Em Wall Street, as bolsas americanas também recuaram em bloco, impactadas pelos riscos envolvendo os mercados emergentes e aumentando as perdas do mês de setembro. O S&P 500 teve seu pior desempenho diário desde 12 de maio, enquanto o Dow Jones registrou a maior queda diária desde 19 de julho. Por fim, o mercado também aguarda a reunião do Federal Reserve, o banco central americano, na quarta-feira, à espera de sinais pelo início do tapering, processo de redução de compra de ativos.

No mercado de câmbio, o dólar à vista acelerou 0,93%, cotado a R$ 5,3312, com investidores buscando proteção na moeda americana ao redor do mundo. Somado a isso, o mercado aguarda decisões de juros no Brasil, Estados Unidos e em outros países.

Destaques da Bolsa

Em um dia de estresse para o mercado acionário, apenas cinco ações encerraram o pregão no campo positivo. Os papéis de Copel PNB dispararam 4,68%, depois de a companhia anunciar o pagamento de R$ 1,436 bilhão em dividendos.

Já as ações de CVC ON subiram 0,88%, após notícia de que os Estados Unidos permitirão a entrada de turistas brasileiros que receberam as duas doses da vacina contra a covid-19 a partir de novembro.

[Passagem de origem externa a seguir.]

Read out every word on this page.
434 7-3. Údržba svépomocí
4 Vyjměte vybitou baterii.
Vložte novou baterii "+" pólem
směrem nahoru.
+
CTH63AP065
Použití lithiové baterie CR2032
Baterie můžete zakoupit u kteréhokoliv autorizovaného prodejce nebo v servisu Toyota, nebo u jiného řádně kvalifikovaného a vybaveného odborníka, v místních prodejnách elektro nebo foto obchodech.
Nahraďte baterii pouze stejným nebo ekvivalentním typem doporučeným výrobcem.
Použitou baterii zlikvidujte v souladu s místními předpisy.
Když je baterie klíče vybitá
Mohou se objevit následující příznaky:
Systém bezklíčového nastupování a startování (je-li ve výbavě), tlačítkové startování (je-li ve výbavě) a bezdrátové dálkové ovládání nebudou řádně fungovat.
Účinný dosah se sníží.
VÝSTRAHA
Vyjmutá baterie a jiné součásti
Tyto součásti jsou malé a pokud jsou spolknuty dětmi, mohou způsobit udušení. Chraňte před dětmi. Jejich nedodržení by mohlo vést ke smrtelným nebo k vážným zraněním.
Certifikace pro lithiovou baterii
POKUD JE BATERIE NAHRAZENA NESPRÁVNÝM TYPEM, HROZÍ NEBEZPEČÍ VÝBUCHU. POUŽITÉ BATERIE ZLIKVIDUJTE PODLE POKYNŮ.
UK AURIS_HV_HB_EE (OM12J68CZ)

Sabesp ON (+1,82%), Iguatemi ON (+0,41%) e EDP Brasil ON (+0,11) completaram a lista das companhias que encerraram no azul.

Pelo lado negativo, as empresas relacionadas a commodities derreteram. No caso do minério de ferro, o metal caiu 8,8% no porto de Qingdao, para US$ 92,98 por tonelada, no menor preço desde 14 de maio de 2020. Com a baixa de hoje, a principal matéria-prima do aço passou a exibir desvalorização de 42% em 2021. Assim, Vale ON recuou 3,30%, Usiminas PNA perdeu 1,44%, CSN ON caiu 3,09% e Gerdau PN teve decréscimo de 0,94%.

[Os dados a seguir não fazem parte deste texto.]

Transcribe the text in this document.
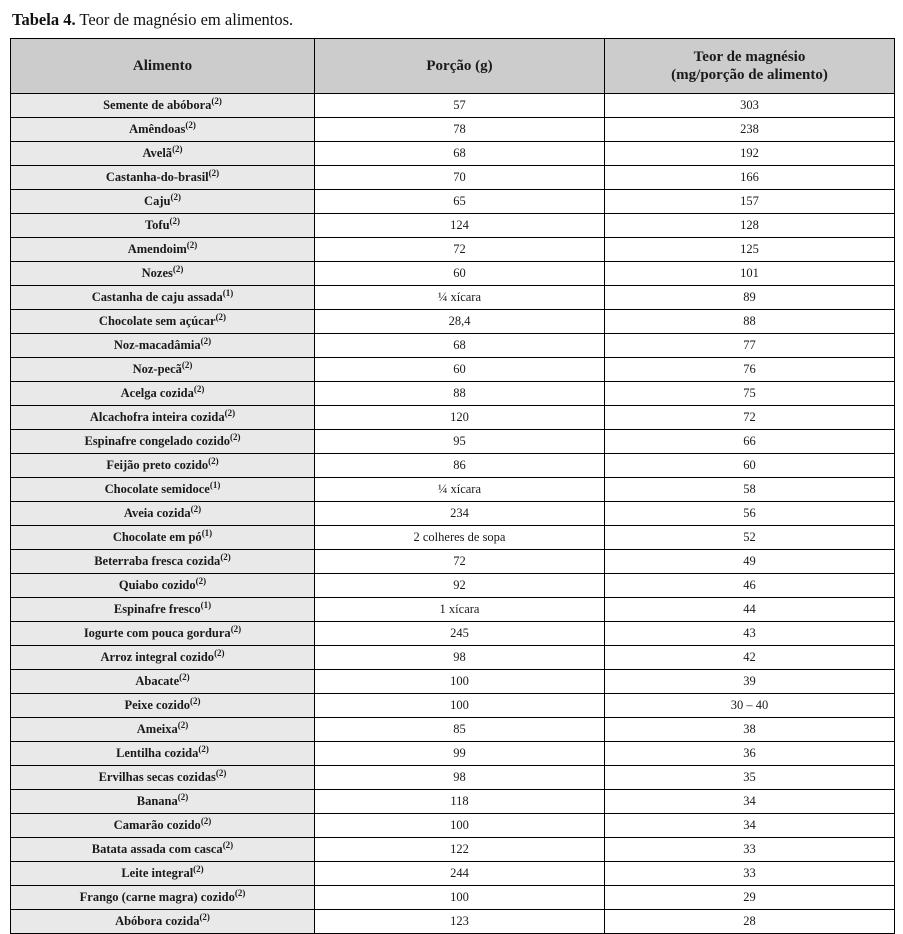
Tabela 4. Teor de magnésio em alimentos.
Alimento	Porção (g)	Teor de magnésio
(mg/porção de alimento)

Semente de abóbora$^{(2)}$	57	303
Amêndoas$^{(2)}$	78	238
Avelã$^{(2)}$	68	192
Castanha-do-brasil$^{(2)}$	70	166
Caju$^{(2)}$	65	157
Tofu$^{(2)}$	124	128
Amendoim$^{(2)}$	72	125
Nozes$^{(2)}$	60	101
Castanha de caju assada$^{(1)}$	¼ xícara	89
Chocolate sem açúcar$^{(2)}$	28,4	88
Noz-macadâmia$^{(2)}$	68	77
Noz-pecã$^{(2)}$	60	76
Acelga cozida$^{(2)}$	88	75
Alcachofra inteira cozida$^{(2)}$	120	72
Espinafre congelado cozido$^{(2)}$	95	66
Feijão preto cozido$^{(2)}$	86	60
Chocolate semidoce$^{(1)}$	¼ xícara	58
Aveia cozida$^{(2)}$	234	56
Chocolate em $pó^{(1)}$	2 colheres de sopa	52
Beterraba fresca cozida$^{(2)}$	72	49
Quiabo cozido$^{(2)}$	92	46
Espinafre fresco$^{(1)}$	1 xícara	44
Iogurte com pouca gordura$^{(2)}$	245	43
Arroz integral cozido$^{(2)}$	98	42
Abacate$^{(2)}$	100	39
Peixe cozido$^{(2)}$	100	30 – 40
Ameixa$^{(2)}$	85	38
Lentilha cozida$^{(2)}$	99	36
Ervilhas secas cozidas$^{(2)}$	98	35
Banana$^{(2)}$	118	34
Camarão cozido$^{(2)}$	100	34
Batata assada com casca$^{(2)}$	122	33
Leite integral$^{(2)}$	244	33
Frango (carne magra) cozido$^{(2)}$	100	29
Abóbora cozida$^{(2)}$	123	28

O petróleo também recuou quase 2%. Assim, PetroRio ON tombou 5,68%, enquanto Petrobras ON e PN caíram 1,06% e 1,12%, respectivamente.

O setor bancário foi mais um bastante penalizado, com Itaú Unibanco PN cedendo 2,27%, Bradesco PN recuando 3,75% e Banco do Brasil ON fechando em queda de 3,25%.

Na maior baixa do dia, Braskem PNA desabou 11,54%, depois que a Novonor, ex-Odebrecht, apresentou um novo modelo de venda de sua participação na companhia após não conseguir compradores pelo processo tradicional, segundo reportagem do Valor Econômico.